Выбрать главу

   — Царствие ему небесное. Всё из-за меня... из-за меня...

Кучер осадил карету. У неё была выбита спинка, но ехать было можно. Полковник Дворжицкий подъехал с санями.

   — Ваше императорское величество, умоляю вас, — сказал он, — садитесь в сани, едем во дворец.

Государь спокойно посмотрел своими прекрасными глазами на полицмейстера и сказал:

   — Погоди...

Фрол снял шапку и сказал со слезами в голосе:

   — Ваше императорское величество, царь-батюшка, садитесь, не то злодеи убьют.

Государь махнул кучеру рукою и обратился к следовавшему за ним Кулебякину:

   — Кулебякин, там ещё казак... Что с ним?

   — Это Лузенко, ваше императорское величество, он, кажется, только ранен.

Государь ещё раз перекрестился.

   — Ужасно, — сказал он, — хуже, чем на войне. Это что же? — обратился он к Дворжицкому, показывая на Рысакова. — Этот и бросил?

   — Так точно, ваше императорское величество.

Государь подошёл к Рысакову.

   — Ты кто такой? — строго, но не сердито сказал государь.

   — Мещанин, — хмуро, глядя в землю, ответил Рысаков. — Грязнов!

Смотри ты у меня! — Государь погрозил пальцем в белой перчатке Рысакову.

   — А где взорвало? — сказал государь и пошёл к тому месту, где в снегу чернело круглое отверстие воронки взрыва.

Государь был совершенно спокоен. Он знал, что у него есть долг перед убитыми и ранеными, долг перед собравшейся толпою. Он не может ничем показать своего волнения или растерянности.

Кто-то из толпы громко спросил:

   — Что с его величеством?

   — Слава Богу, ничего, — сказал государь и услышал, или ему только показалось, что он услышал, как кто-то мрачно и угрюмо сказал:

   — Погоди, ещё рано благодарить Бога...

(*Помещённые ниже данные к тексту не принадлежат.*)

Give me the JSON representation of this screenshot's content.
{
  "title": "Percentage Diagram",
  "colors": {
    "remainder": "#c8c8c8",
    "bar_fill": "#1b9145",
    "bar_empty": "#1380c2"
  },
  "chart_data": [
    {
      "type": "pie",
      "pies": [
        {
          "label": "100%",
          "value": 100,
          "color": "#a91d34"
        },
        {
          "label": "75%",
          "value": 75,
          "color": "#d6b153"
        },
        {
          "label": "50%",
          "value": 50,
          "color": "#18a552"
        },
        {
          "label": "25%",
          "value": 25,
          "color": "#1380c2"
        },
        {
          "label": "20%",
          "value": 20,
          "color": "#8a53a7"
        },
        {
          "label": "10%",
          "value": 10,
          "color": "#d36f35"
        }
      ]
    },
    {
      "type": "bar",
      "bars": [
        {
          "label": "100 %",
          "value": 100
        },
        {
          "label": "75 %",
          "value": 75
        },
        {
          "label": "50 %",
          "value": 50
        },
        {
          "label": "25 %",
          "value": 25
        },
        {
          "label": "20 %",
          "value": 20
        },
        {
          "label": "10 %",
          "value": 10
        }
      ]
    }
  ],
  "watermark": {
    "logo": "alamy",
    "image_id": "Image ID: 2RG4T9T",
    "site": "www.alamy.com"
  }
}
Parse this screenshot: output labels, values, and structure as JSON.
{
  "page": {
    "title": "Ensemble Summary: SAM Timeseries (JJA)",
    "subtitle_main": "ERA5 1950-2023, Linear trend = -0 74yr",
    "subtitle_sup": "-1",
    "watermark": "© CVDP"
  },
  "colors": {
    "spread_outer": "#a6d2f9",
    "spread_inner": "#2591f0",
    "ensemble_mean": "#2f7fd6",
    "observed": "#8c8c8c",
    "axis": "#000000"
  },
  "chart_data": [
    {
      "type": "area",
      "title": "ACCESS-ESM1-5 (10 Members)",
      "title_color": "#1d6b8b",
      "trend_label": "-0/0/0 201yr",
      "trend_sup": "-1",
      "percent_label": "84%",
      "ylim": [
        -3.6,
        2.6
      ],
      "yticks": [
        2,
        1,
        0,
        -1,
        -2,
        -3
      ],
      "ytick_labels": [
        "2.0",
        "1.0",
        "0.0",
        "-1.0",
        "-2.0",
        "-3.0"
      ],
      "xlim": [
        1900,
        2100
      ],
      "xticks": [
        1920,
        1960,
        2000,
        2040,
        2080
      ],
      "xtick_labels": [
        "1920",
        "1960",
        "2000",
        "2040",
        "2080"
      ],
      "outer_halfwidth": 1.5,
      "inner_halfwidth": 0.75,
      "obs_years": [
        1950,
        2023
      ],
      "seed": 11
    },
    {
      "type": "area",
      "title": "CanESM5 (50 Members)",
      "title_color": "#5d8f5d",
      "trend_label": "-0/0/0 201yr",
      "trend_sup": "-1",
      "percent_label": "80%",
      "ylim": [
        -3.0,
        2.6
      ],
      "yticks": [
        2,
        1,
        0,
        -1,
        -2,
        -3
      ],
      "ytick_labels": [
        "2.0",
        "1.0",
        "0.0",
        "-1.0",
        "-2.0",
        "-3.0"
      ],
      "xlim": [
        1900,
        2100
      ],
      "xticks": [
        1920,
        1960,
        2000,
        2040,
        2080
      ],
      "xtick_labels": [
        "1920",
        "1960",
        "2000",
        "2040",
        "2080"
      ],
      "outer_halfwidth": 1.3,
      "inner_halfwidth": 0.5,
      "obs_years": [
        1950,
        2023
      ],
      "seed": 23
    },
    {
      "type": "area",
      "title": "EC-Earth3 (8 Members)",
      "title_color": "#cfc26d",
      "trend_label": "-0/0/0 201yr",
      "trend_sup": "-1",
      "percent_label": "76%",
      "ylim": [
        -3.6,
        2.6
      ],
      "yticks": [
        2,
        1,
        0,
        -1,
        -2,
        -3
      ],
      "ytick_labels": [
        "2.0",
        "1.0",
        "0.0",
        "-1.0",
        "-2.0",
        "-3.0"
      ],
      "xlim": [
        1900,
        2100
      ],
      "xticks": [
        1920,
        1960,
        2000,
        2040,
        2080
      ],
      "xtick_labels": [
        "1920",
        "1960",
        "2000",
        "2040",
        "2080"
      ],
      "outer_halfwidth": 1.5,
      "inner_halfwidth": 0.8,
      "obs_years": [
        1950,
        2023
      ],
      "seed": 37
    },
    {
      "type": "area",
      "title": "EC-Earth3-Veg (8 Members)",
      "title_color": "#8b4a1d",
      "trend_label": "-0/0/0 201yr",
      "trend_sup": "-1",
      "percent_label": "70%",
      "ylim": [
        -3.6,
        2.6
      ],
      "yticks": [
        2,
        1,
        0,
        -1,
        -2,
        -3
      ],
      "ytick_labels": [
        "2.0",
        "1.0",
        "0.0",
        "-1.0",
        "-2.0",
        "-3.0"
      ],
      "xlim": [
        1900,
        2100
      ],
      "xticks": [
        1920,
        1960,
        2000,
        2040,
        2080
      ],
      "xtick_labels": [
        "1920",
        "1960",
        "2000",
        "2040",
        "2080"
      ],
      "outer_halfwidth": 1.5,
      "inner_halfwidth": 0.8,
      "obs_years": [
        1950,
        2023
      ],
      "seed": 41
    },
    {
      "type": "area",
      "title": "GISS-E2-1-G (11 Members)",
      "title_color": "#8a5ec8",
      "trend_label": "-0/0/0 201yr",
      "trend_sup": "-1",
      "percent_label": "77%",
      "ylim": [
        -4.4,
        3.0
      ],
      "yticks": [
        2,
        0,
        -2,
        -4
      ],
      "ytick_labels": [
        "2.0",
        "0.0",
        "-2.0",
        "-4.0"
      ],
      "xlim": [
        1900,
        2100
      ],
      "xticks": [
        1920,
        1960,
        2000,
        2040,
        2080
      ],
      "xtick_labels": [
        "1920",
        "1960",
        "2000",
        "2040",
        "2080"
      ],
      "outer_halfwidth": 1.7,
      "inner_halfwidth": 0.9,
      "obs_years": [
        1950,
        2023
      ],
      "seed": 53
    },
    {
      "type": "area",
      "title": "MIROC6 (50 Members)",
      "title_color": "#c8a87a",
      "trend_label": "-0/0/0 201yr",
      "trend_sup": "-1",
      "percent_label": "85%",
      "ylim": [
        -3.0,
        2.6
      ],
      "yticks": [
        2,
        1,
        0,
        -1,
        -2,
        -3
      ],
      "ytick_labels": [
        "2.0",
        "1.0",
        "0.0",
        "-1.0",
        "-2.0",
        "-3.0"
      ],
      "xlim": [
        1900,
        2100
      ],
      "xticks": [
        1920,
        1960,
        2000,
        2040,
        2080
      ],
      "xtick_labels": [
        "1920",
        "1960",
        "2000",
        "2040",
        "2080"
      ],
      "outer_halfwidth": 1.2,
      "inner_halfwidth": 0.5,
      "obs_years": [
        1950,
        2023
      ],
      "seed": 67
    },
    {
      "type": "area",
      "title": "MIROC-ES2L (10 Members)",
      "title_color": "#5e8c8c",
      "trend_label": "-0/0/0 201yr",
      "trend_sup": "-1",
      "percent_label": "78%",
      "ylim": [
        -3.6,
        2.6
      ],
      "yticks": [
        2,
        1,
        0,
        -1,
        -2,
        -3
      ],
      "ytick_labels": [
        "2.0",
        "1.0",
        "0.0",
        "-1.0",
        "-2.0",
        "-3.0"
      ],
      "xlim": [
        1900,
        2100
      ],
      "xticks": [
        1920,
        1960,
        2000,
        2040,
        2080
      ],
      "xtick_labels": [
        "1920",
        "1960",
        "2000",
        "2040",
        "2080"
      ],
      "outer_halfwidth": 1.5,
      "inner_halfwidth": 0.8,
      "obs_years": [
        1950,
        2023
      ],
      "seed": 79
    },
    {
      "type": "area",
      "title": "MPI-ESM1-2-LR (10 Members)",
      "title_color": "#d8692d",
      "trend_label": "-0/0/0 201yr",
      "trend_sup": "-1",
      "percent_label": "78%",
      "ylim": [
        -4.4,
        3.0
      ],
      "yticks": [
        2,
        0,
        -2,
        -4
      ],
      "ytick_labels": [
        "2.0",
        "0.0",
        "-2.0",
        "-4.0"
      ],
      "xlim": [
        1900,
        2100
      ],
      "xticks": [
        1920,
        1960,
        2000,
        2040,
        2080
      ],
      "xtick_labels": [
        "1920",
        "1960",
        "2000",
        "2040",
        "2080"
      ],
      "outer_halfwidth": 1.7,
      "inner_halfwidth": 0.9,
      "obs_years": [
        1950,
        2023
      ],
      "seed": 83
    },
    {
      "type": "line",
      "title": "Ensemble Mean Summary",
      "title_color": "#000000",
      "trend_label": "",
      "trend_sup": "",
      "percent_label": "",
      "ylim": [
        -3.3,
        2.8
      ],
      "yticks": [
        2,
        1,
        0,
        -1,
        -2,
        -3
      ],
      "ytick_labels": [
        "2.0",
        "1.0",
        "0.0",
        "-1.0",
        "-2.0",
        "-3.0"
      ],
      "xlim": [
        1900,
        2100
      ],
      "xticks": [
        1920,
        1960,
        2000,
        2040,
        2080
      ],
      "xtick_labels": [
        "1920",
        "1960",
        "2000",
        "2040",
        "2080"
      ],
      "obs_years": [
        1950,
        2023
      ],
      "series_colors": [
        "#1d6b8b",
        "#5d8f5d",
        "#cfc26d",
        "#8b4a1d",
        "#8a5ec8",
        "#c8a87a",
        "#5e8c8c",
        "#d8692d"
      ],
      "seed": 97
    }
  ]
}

В тот же миг как бы огонь охватил государя. Страшный грохот оглушил его. Всё потемнело перед глазами, всё исчезло. Государь ощутил холодное прикосновение снега к лицу, страшную, невыносимую боль в ногах, на мгновение перед ним мелькнуло чьё-то совсем незнакомое лицо, и государь, застонав, закрыл глаза.

Студент Гриневицкий, двадцати одного года, быть может, после Желябова и Перовской самый убеждённый в необходимости «акта», сказал: «Погоди, ещё рано благодарить Бога», — и выхватив из-под полы круглую бомбу, завёрнутую в носовой платок, обеими руками с силой бросил её к ногам государя.

Взрывом оторвало государю обе ноги выше колена, и государя отбросило к панели Екатерининского канала, где он и лежал в полузабытьи, хватая руками снег и тихо стеная. Этим же взрывом поразило Гриневицкого, и тот лежал без признаков жизни у самой решётки канала.

Толпа в панике разбежалась во все стороны...

Было три часа двадцать пять минут. Государь, прострадав около часа, тихо скончался.

Дворцовый комендант послал скорохода приказать приспустить императорский штандарт на середину мачты».

Убийство Александра II вызвало в стране шок. Но террористы просчитались: не произошло желаемого народного восстания. В городах не появились баррикады, а в деревнях и сёлах не взялись за вилы и топоры. Крестьяне же восприняли акт убийства Царя-Освободителя так:

«Царя убили дворяне за то, что он дал мужикам волю».

Великий князь Николай Николаевич-Старший вместе с сыновьями оказался одним из первых, кто принёс присягу своему племяннику, новому всероссийскому императору Александру III. Тот был за то премного благодарен, поскольку единство династии в такие трагические и взрывоопасные дни всегда значило многое.

В апреле 1881 года организаторы и непосредственные участники цареубийства по приговору суда были повешены. В следующем году на месте покушения на императора Александра II была сооружена церковь Воскресения (храм Спаса на Крови). Великий князь Николай Николаевич, высоко чтивший память старшего брата, внёс на сооружение церкви большую сумму денег.

* * *

В 1889 году великий князь Николай Николаевич отметил 25-летие своего пребывания на посту генерал-инспектора кавалерии русской армии. По такому случаю император Александр III подписал высочайший благодарственный рескрипт.

Оставаясь внешне в стороне от больших дел в жизни империи, генерал-фельдмаршал продолжал влиять на государственные «заботы». Новый государь жаловал дядю своим вниманием и во многом полагался на его действительно большой жизненный опыт. В семье Романовых Николай Николаевич был, естественно, прежде всего военным авторитетом.